Geum. Water Avens. Radix Caryophyllatae Aquaticae. Radix Benedictae Sylvestris. Racine de Benoite aquatique (de Benoitee des Ruisseaux), Fr. Sumpfnelkenwurzel, Wasser-Benedikten-Wurzel, G.—Several species belonging to this genus have been medicinally employed, but three or four are deserving of particular notice—Geum rivale L., which once had a place in the U. S. Secondary List, G. urbanum L., formerly recognized by the Dublin College, G. virginianum, L., an indigenous species, the root of which has been recommended in dysentery by W. A. Gibson (Med. Rec., 1868), and G. canadense Jacq. (G. album Gmel.), recommended by W. A. Spurgeon in gastric irritation and headache. (A. J. P., 1883.)
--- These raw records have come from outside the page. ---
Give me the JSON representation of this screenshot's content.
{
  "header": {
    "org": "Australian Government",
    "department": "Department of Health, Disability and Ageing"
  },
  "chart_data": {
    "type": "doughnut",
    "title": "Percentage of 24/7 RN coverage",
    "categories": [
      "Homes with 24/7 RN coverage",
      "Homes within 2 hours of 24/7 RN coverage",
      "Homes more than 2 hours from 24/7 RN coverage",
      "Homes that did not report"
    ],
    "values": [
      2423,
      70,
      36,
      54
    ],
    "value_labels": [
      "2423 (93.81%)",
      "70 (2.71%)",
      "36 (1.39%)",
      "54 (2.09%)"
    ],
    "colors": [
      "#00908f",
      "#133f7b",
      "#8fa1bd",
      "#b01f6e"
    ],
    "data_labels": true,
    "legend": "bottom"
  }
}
The rhizome and roots of Geum urbanum L., of Europe and Asia, are used in medicine. The rhizome is from 3 to 7 cm. in length and about 8 mm. in thickness. It is more or less branching, having on the upper surface the remains of the short stems and petiole-bases and on the lower surface numerous fibrous roots. Externally it varies from a brownish to a brownish-yellow. The fracture is short and internally it is dark brown. When quite dry it is nearly inodorous, but in the recent state has an odor like that of cloves, whence it is sometimes called radix caryophyllatae. The taste is bitterish and astringent. It imparts its virtues to water and alcohol, which it tinges red. Buchner obtained a yellow, amorphous, neutral, bitter-tasting mass, which he calls geum-bitter. Distilled with water it yields 0.04 per cent. of a thick, greenish-yellow volatile oil, consisting chiefly of eugenol, a tasteless resin, gum, bassorin, and starch. It has been much used in Europe as a tonic and astringent, in chronic and passive hemorrhages, chronic dysentery and diarrhea, leucorrhea, intermittent fever, etc. The dose is from thirty grains to a drachm (2.0-3.9 Gm.) of the powder three or four times a day, or an equivalent quantity in decoction.
Geum rivale L.—Water or purple avens, a plant growing in bogs and wet places in the northern United States, has a perennial, horizontal, jointed, scaly, tapering root, about 15 cm. long, of a reddish-brown color externally, white internally, and furnished with numerous descending yellowish fibers. The dried root is hard, brittle, easily pulverized, reddish or purplish, without odor, and of an astringent, bitterish taste. Boiling water extracts its virtues.
Water avens possesses similar therapeutic properties to avens, for which it is sometimes substituted, but is less esteemed. The dose of the powdered root is from twenty grains to a drachm (1.3-3.9 Gm.), to be repeated three times a day. Dose of the decoction (ounce to the pint), one or two fluidounces (30-60 mils). A weak decoction is sometimes used by invalids in New England as a substitute for tea and coffee.
The Dispensatory of the United States of America, 1918, was edited by Joseph P. Remington, Horatio C. Wood and others.